Une amélioration des marges sans hausse des volumes pourrait indiquer une discipline tarifaire, même si les usines auraient toujours besoin d’une meilleure utilisation. Une faiblesse sur les deux mesures mettrait directement à l’épreuve le récit de la transition.
Les lecteurs devraient également surveiller la relation entre les livraisons AITO et les livraisons HIMA totales. Si HIMA progresse alors que Seres reste faible, la dilution interne du portefeuille deviendra l’explication la plus convaincante.
Si les deux se redressent ensemble, la demande globale et le système de vente commun de Huawei paraîtront plus solides. Si les deux restent faibles, le problème dépasse Seres seul.
C’est pourquoi cette actualité technologique compte au-delà des classements automobiles mensuels chinois. Elle teste la manière dont la valeur se répartit au sein d’une plateforme technologique couvrant les logiciels, la distribution, la conception de produits et les partenaires industriels.
Seres a démontré qu’un fabricant traditionnel pouvait se positionner rapidement dans les véhicules électriques intelligents premium avec un partenaire technologique majeur.
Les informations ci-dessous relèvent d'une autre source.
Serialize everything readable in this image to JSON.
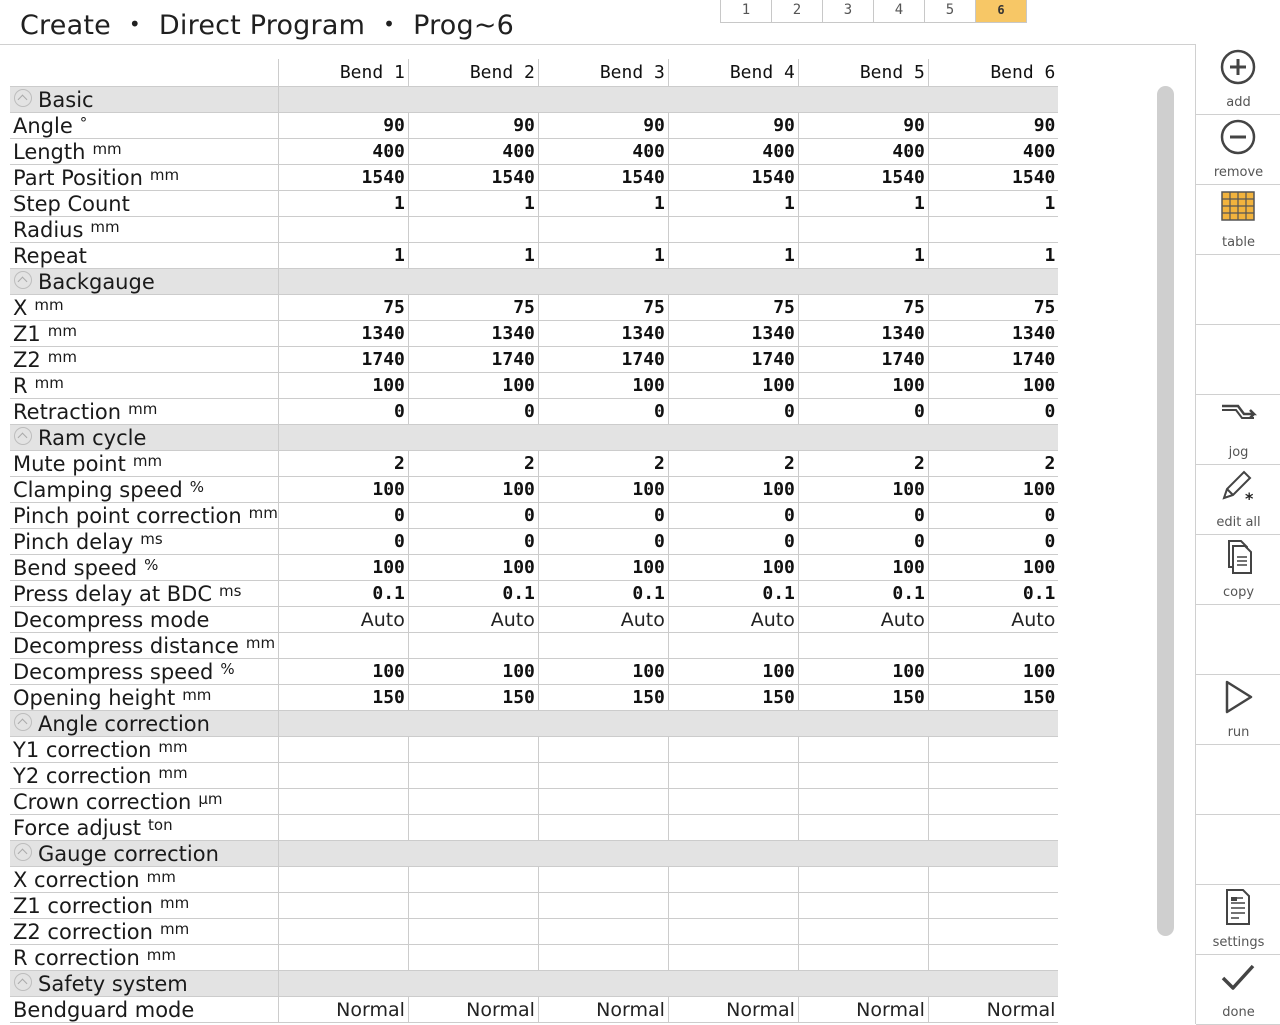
{
  "breadcrumb": {
    "part1": "Create",
    "sep": "•",
    "part2": "Direct Program",
    "part3": "Prog~6"
  },
  "pages": [
    "1",
    "2",
    "3",
    "4",
    "5",
    "6"
  ],
  "active_page": "6",
  "columns": [
    "Bend 1",
    "Bend 2",
    "Bend 3",
    "Bend 4",
    "Bend 5",
    "Bend 6"
  ],
  "sections": [
    {
      "title": "Basic",
      "rows": [
        {
          "label": "Angle",
          "unit": "°",
          "values": [
            "90",
            "90",
            "90",
            "90",
            "90",
            "90"
          ]
        },
        {
          "label": "Length",
          "unit": "mm",
          "values": [
            "400",
            "400",
            "400",
            "400",
            "400",
            "400"
          ]
        },
        {
          "label": "Part Position",
          "unit": "mm",
          "values": [
            "1540",
            "1540",
            "1540",
            "1540",
            "1540",
            "1540"
          ]
        },
        {
          "label": "Step Count",
          "unit": "",
          "values": [
            "1",
            "1",
            "1",
            "1",
            "1",
            "1"
          ]
        },
        {
          "label": "Radius",
          "unit": "mm",
          "values": [
            "",
            "",
            "",
            "",
            "",
            ""
          ]
        },
        {
          "label": "Repeat",
          "unit": "",
          "values": [
            "1",
            "1",
            "1",
            "1",
            "1",
            "1"
          ]
        }
      ]
    },
    {
      "title": "Backgauge",
      "rows": [
        {
          "label": "X",
          "unit": "mm",
          "values": [
            "75",
            "75",
            "75",
            "75",
            "75",
            "75"
          ]
        },
        {
          "label": "Z1",
          "unit": "mm",
          "values": [
            "1340",
            "1340",
            "1340",
            "1340",
            "1340",
            "1340"
          ]
        },
        {
          "label": "Z2",
          "unit": "mm",
          "values": [
            "1740",
            "1740",
            "1740",
            "1740",
            "1740",
            "1740"
          ]
        },
        {
          "label": "R",
          "unit": "mm",
          "values": [
            "100",
            "100",
            "100",
            "100",
            "100",
            "100"
          ]
        },
        {
          "label": "Retraction",
          "unit": "mm",
          "values": [
            "0",
            "0",
            "0",
            "0",
            "0",
            "0"
          ]
        }
      ]
    },
    {
      "title": "Ram cycle",
      "rows": [
        {
          "label": "Mute point",
          "unit": "mm",
          "values": [
            "2",
            "2",
            "2",
            "2",
            "2",
            "2"
          ]
        },
        {
          "label": "Clamping speed",
          "unit": "%",
          "values": [
            "100",
            "100",
            "100",
            "100",
            "100",
            "100"
          ]
        },
        {
          "label": "Pinch point correction",
          "unit": "mm",
          "values": [
            "0",
            "0",
            "0",
            "0",
            "0",
            "0"
          ]
        },
        {
          "label": "Pinch delay",
          "unit": "ms",
          "values": [
            "0",
            "0",
            "0",
            "0",
            "0",
            "0"
          ]
        },
        {
          "label": "Bend speed",
          "unit": "%",
          "values": [
            "100",
            "100",
            "100",
            "100",
            "100",
            "100"
          ]
        },
        {
          "label": "Press delay at BDC",
          "unit": "ms",
          "values": [
            "0.1",
            "0.1",
            "0.1",
            "0.1",
            "0.1",
            "0.1"
          ]
        },
        {
          "label": "Decompress mode",
          "unit": "",
          "text": true,
          "values": [
            "Auto",
            "Auto",
            "Auto",
            "Auto",
            "Auto",
            "Auto"
          ]
        },
        {
          "label": "Decompress distance",
          "unit": "mm",
          "values": [
            "",
            "",
            "",
            "",
            "",
            ""
          ]
        },
        {
          "label": "Decompress speed",
          "unit": "%",
          "values": [
            "100",
            "100",
            "100",
            "100",
            "100",
            "100"
          ]
        },
        {
          "label": "Opening height",
          "unit": "mm",
          "values": [
            "150",
            "150",
            "150",
            "150",
            "150",
            "150"
          ]
        }
      ]
    },
    {
      "title": "Angle correction",
      "rows": [
        {
          "label": "Y1 correction",
          "unit": "mm",
          "values": [
            "",
            "",
            "",
            "",
            "",
            ""
          ]
        },
        {
          "label": "Y2 correction",
          "unit": "mm",
          "values": [
            "",
            "",
            "",
            "",
            "",
            ""
          ]
        },
        {
          "label": "Crown correction",
          "unit": "µm",
          "values": [
            "",
            "",
            "",
            "",
            "",
            ""
          ]
        },
        {
          "label": "Force adjust",
          "unit": "ton",
          "values": [
            "",
            "",
            "",
            "",
            "",
            ""
          ]
        }
      ]
    },
    {
      "title": "Gauge correction",
      "rows": [
        {
          "label": "X correction",
          "unit": "mm",
          "values": [
            "",
            "",
            "",
            "",
            "",
            ""
          ]
        },
        {
          "label": "Z1 correction",
          "unit": "mm",
          "values": [
            "",
            "",
            "",
            "",
            "",
            ""
          ]
        },
        {
          "label": "Z2 correction",
          "unit": "mm",
          "values": [
            "",
            "",
            "",
            "",
            "",
            ""
          ]
        },
        {
          "label": "R correction",
          "unit": "mm",
          "values": [
            "",
            "",
            "",
            "",
            "",
            ""
          ]
        }
      ]
    },
    {
      "title": "Safety system",
      "rows": [
        {
          "label": "Bendguard mode",
          "unit": "",
          "text": true,
          "values": [
            "Normal",
            "Normal",
            "Normal",
            "Normal",
            "Normal",
            "Normal"
          ]
        }
      ]
    }
  ],
  "toolbar": [
    {
      "id": "add",
      "label": "add",
      "icon": "plus-circle-icon"
    },
    {
      "id": "remove",
      "label": "remove",
      "icon": "minus-circle-icon"
    },
    {
      "id": "table",
      "label": "table",
      "icon": "table-grid-icon"
    },
    {
      "id": "empty1",
      "label": "",
      "icon": ""
    },
    {
      "id": "empty2",
      "label": "",
      "icon": ""
    },
    {
      "id": "jog",
      "label": "jog",
      "icon": "jog-arrow-icon"
    },
    {
      "id": "edit-all",
      "label": "edit all",
      "icon": "pencil-asterisk-icon"
    },
    {
      "id": "copy",
      "label": "copy",
      "icon": "copy-documents-icon"
    },
    {
      "id": "empty3",
      "label": "",
      "icon": ""
    },
    {
      "id": "run",
      "label": "run",
      "icon": "play-triangle-icon"
    },
    {
      "id": "empty4",
      "label": "",
      "icon": ""
    },
    {
      "id": "empty5",
      "label": "",
      "icon": ""
    },
    {
      "id": "settings",
      "label": "settings",
      "icon": "settings-document-icon"
    },
    {
      "id": "done",
      "label": "done",
      "icon": "checkmark-icon"
    }
  ],
  "colors": {
    "accent_tab": "#f7c766",
    "section_bg": "#e3e3e3",
    "grid_line": "#cccccc",
    "icon_dark": "#444444",
    "icon_table": "#f2b33d"
  }
}
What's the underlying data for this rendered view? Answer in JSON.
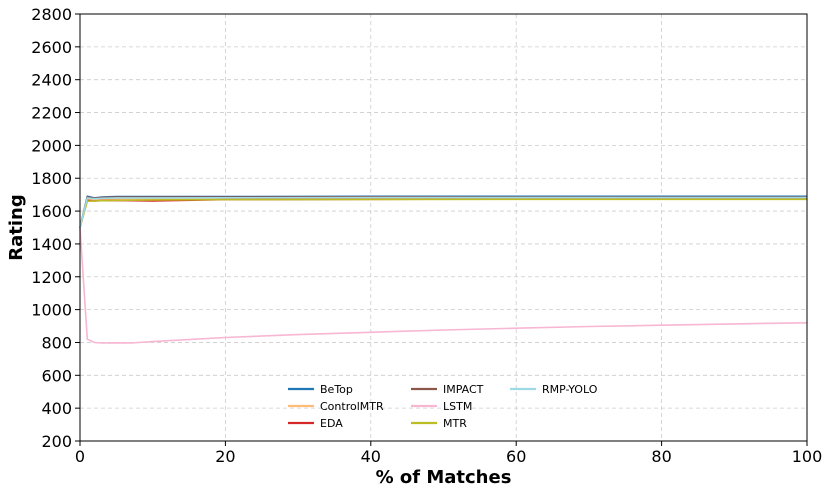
{
  "chart_data": {
    "type": "line",
    "title": "",
    "xlabel": "% of Matches",
    "ylabel": "Rating",
    "xlim": [
      0,
      100
    ],
    "ylim": [
      200,
      2800
    ],
    "xticks": [
      "0",
      "20",
      "40",
      "60",
      "80",
      "100"
    ],
    "yticks": [
      "200",
      "400",
      "600",
      "800",
      "1000",
      "1200",
      "1400",
      "1600",
      "1800",
      "2000",
      "2200",
      "2400",
      "2600",
      "2800"
    ],
    "grid": true,
    "legend_position": "lower-center",
    "series": [
      {
        "name": "BeTop",
        "color": "#1f77b4",
        "x": [
          0,
          1,
          2,
          3,
          5,
          10,
          20,
          40,
          60,
          80,
          100
        ],
        "y": [
          1500,
          1690,
          1680,
          1685,
          1688,
          1688,
          1688,
          1690,
          1690,
          1690,
          1690
        ]
      },
      {
        "name": "ControlMTR",
        "color": "#ffbb78",
        "x": [
          0,
          1,
          2,
          3,
          5,
          10,
          20,
          40,
          60,
          80,
          100
        ],
        "y": [
          1500,
          1670,
          1668,
          1670,
          1672,
          1673,
          1675,
          1677,
          1678,
          1678,
          1679
        ]
      },
      {
        "name": "EDA",
        "color": "#d62728",
        "x": [
          0,
          1,
          2,
          3,
          5,
          10,
          20,
          40,
          60,
          80,
          100
        ],
        "y": [
          1500,
          1665,
          1662,
          1664,
          1665,
          1662,
          1670,
          1672,
          1674,
          1675,
          1676
        ]
      },
      {
        "name": "IMPACT",
        "color": "#8c564b",
        "x": [
          0,
          1,
          2,
          3,
          5,
          10,
          20,
          40,
          60,
          80,
          100
        ],
        "y": [
          1500,
          1685,
          1678,
          1682,
          1685,
          1686,
          1685,
          1687,
          1686,
          1686,
          1686
        ]
      },
      {
        "name": "LSTM",
        "color": "#f7b6d2",
        "x": [
          0,
          1,
          2,
          3,
          5,
          7,
          10,
          20,
          30,
          40,
          50,
          60,
          70,
          80,
          90,
          100
        ],
        "y": [
          1500,
          820,
          800,
          797,
          798,
          797,
          805,
          830,
          848,
          862,
          876,
          887,
          897,
          905,
          913,
          920
        ]
      },
      {
        "name": "MTR",
        "color": "#bcbd22",
        "x": [
          0,
          1,
          2,
          3,
          5,
          10,
          20,
          40,
          60,
          80,
          100
        ],
        "y": [
          1500,
          1660,
          1662,
          1663,
          1665,
          1668,
          1670,
          1671,
          1672,
          1672,
          1672
        ]
      },
      {
        "name": "RMP-YOLO",
        "color": "#9edae5",
        "x": [
          0,
          1,
          2,
          3,
          5,
          10,
          20,
          40,
          60,
          80,
          100
        ],
        "y": [
          1500,
          1680,
          1675,
          1678,
          1680,
          1680,
          1681,
          1682,
          1682,
          1682,
          1682
        ]
      }
    ]
  }
}
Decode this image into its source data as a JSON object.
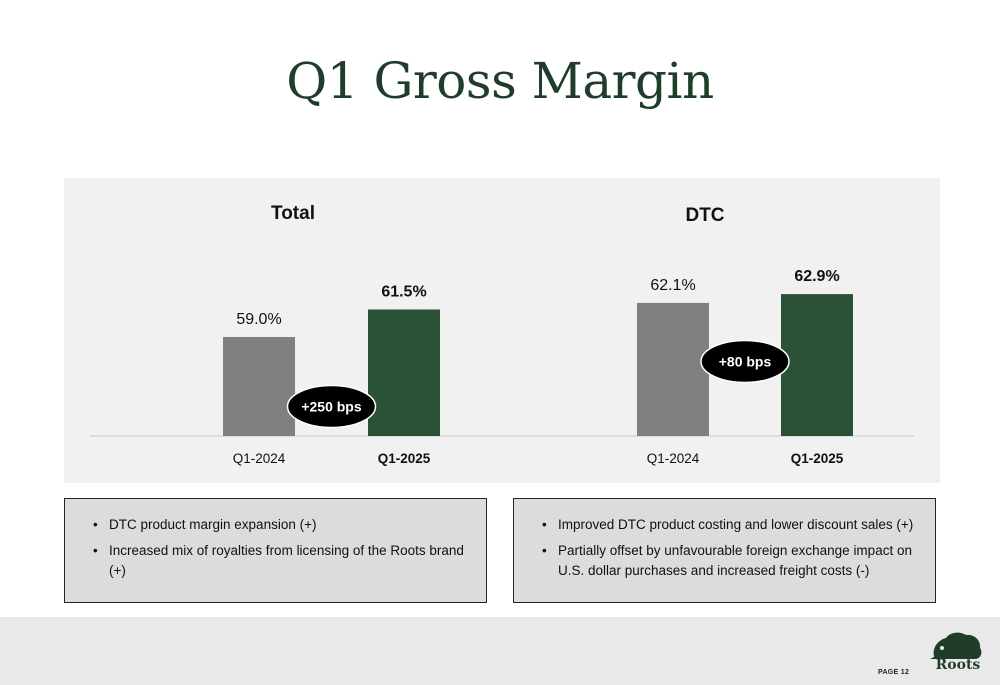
{
  "page": {
    "title": "Q1 Gross Margin",
    "page_number": "PAGE 12",
    "logo_text": "Roots"
  },
  "colors": {
    "title": "#1f3d2a",
    "bar_prior": "#808080",
    "bar_current": "#2b5235",
    "badge": "#000000",
    "panel": "#f1f1f1"
  },
  "chart_data": [
    {
      "type": "bar",
      "title": "Total",
      "categories": [
        "Q1-2024",
        "Q1-2025"
      ],
      "values": [
        59.0,
        61.5
      ],
      "value_labels": [
        "59.0%",
        "61.5%"
      ],
      "ylim": [
        50,
        64
      ],
      "badge": "+250 bps"
    },
    {
      "type": "bar",
      "title": "DTC",
      "categories": [
        "Q1-2024",
        "Q1-2025"
      ],
      "values": [
        62.1,
        62.9
      ],
      "value_labels": [
        "62.1%",
        "62.9%"
      ],
      "ylim": [
        50,
        64
      ],
      "badge": "+80 bps"
    }
  ],
  "notes": {
    "left": [
      "DTC product margin expansion (+)",
      "Increased mix of royalties from licensing of the Roots brand (+)"
    ],
    "right": [
      "Improved DTC product costing and lower discount sales (+)",
      "Partially offset by unfavourable foreign exchange impact on U.S. dollar purchases and increased freight costs (-)"
    ]
  }
}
Son prochain défi consiste à prouver que l’avantage qui en résulte reste défendable à mesure que ce partenaire ajoute davantage de marques.
La baisse de 43,96 % n’est ni un verdict final ni une fluctuation sans importance. C’est un avertissement vérifié, survenu parallèlement à un retournement des ventes cumulées, à une perte au premier semestre et à une alliance devenue plus encombrée.
Les trois prochains mois devraient répondre à une question pratique. Seres peut-il transformer son portefeuille AITO actualisé en livraisons plus élevées tout en protégeant ses marges, ou le réseau automobile élargi de Huawei a-t-il modifié durablement l’équilibre concurrentiel ?
Surveillez d’abord le document de septembre. Comparez ensuite la répartition des modèles AITO avec les livraisons HIMA totales et la prochaine publication de Seres sur ses marges. Ensemble, ces chiffres révéleront si août a été le point bas d’une transition de modèles ou le début d’une réinitialisation plus difficile.